We integrate machine learning approaches with nonlinear time series analysis, specifically utilizing recurrence measures to classify various dynamical states emerging from time series. We implement three machine learning algorithms Logistic Regression, Random Forest, and Support Vector Machine for this study. The input features are derived from the recurrence quantification of nonlinear time series and characteristic measures of the corresponding recurrence networks. For training and testing we generate synthetic data from standard nonlinear dynamical systems and evaluate the efficiency and performance of the machine learning algorithms in classifying time series into periodic, chaotic, hyper-chaotic, or noisy categories.
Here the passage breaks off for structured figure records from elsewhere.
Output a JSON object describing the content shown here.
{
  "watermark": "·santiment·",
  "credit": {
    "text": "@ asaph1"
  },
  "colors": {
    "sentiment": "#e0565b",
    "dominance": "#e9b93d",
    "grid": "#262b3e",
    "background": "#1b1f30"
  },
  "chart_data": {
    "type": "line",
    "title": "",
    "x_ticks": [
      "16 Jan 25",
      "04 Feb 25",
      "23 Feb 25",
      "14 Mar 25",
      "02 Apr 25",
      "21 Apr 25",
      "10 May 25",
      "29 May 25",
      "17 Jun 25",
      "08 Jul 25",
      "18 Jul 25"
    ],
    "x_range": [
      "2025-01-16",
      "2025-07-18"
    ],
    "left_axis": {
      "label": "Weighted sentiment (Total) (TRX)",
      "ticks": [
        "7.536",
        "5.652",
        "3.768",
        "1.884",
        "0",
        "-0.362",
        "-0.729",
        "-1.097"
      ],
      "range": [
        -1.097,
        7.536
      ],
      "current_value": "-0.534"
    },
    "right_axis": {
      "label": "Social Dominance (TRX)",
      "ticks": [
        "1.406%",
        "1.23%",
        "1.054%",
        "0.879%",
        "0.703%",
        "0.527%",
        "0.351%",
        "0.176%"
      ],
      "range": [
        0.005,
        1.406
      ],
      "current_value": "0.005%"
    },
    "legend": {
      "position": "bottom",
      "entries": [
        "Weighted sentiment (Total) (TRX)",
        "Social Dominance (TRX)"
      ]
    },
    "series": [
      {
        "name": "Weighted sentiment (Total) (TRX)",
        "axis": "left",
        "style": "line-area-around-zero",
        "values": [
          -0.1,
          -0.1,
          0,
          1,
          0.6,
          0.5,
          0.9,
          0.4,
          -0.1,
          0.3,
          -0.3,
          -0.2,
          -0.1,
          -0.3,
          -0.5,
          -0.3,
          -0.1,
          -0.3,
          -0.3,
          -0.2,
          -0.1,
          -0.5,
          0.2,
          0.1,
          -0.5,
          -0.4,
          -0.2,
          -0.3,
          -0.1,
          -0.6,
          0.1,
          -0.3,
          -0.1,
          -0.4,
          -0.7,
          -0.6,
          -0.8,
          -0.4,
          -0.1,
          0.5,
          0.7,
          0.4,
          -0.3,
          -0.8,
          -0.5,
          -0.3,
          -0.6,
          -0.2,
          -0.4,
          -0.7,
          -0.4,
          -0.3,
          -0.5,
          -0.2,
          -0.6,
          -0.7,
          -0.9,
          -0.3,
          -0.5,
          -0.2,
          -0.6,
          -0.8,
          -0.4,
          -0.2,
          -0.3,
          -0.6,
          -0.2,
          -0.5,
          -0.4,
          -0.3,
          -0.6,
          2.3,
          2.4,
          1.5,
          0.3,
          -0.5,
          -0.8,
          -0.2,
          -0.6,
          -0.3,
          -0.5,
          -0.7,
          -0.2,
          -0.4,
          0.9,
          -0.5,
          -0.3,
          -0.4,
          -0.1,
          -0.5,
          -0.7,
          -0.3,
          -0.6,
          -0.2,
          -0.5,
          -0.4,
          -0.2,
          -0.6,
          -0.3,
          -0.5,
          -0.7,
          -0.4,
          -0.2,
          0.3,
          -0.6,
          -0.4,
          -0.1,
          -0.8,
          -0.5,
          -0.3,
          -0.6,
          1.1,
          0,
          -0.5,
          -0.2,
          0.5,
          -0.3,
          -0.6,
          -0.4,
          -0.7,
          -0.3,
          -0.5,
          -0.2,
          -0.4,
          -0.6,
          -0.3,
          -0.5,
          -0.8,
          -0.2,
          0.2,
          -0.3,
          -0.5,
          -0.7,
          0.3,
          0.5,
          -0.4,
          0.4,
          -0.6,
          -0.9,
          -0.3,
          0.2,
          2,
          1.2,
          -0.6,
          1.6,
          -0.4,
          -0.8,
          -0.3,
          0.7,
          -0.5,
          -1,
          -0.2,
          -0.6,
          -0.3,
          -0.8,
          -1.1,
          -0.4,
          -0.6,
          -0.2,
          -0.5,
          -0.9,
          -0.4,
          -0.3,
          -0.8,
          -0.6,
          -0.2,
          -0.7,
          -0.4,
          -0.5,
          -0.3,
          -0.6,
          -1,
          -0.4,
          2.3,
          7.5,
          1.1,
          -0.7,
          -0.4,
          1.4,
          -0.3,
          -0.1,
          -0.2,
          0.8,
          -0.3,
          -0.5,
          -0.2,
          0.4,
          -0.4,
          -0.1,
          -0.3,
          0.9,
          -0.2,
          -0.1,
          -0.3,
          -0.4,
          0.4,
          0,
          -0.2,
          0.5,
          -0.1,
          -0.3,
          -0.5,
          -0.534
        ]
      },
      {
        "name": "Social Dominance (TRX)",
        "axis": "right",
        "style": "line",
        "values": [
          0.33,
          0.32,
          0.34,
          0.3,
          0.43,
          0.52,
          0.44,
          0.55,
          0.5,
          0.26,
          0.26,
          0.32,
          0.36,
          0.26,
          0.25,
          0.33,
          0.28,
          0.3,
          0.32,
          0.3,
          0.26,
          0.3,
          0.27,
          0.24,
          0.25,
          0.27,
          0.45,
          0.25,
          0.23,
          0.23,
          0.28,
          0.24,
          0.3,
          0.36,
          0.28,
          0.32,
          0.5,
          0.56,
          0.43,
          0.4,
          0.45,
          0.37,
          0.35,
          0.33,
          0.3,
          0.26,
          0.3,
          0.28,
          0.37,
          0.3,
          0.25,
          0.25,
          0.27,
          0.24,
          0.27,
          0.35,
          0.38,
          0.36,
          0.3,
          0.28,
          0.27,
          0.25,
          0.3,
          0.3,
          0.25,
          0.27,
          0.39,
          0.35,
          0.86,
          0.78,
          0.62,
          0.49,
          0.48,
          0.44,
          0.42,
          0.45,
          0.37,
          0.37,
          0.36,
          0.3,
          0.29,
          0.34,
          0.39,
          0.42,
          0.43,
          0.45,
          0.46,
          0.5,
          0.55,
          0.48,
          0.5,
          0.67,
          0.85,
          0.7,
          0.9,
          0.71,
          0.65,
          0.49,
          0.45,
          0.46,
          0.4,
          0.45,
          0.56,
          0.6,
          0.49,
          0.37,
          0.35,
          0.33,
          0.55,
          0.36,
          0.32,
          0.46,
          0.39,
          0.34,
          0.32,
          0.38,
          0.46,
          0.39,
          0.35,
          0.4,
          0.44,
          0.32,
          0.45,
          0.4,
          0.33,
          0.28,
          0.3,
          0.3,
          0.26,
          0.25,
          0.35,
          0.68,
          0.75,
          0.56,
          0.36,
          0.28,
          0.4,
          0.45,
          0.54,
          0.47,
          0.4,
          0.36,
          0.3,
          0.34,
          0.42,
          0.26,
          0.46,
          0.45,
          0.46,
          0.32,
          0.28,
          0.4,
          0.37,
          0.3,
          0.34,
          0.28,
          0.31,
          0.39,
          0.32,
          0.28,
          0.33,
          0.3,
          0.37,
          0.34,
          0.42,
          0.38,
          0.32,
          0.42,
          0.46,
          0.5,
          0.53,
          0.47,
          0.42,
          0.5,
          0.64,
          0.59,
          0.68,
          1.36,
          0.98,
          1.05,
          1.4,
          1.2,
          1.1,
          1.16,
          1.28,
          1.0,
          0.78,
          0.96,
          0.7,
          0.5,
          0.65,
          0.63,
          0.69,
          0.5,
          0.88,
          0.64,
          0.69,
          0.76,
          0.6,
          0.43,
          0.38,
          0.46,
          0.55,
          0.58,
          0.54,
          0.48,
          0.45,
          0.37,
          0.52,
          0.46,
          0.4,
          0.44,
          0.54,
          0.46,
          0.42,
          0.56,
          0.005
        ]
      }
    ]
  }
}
Additionally, we explore the significance of input features in the classification scheme and find that the features quantifying the density of recurrence points are the most relevant. Furthermore, we illustrate how the trained algorithms can successfully predict the dynamical states of two variable stars, SX Her and AC Her from the data of their light curves.

翻译：我们将机器学习方法与非线性时间序列分析相结合，具体利用递归度量对时间序列中出现的各种动力学状态进行分类。本研究实施了三种机器学习算法：逻辑回归、随机森林和支持向量机。输入特征来源于非线性时间序列的递归量化分析以及相应递归网络的特征度量。为进行训练和测试，我们生成了标准非线性动力学系统的合成数据，并评估了机器学习算法在将时间序列分类为周期、混沌、超混沌或噪声类别时的效率和性能。此外，我们探讨了输入特征在分类方案中的重要性，发现量化递归点密度的特征最为关键。进一步地，我们展示了训练后的算法如何成功根据两颗变星（SX Her和AC Her）的光变曲线数据预测其动力学状态。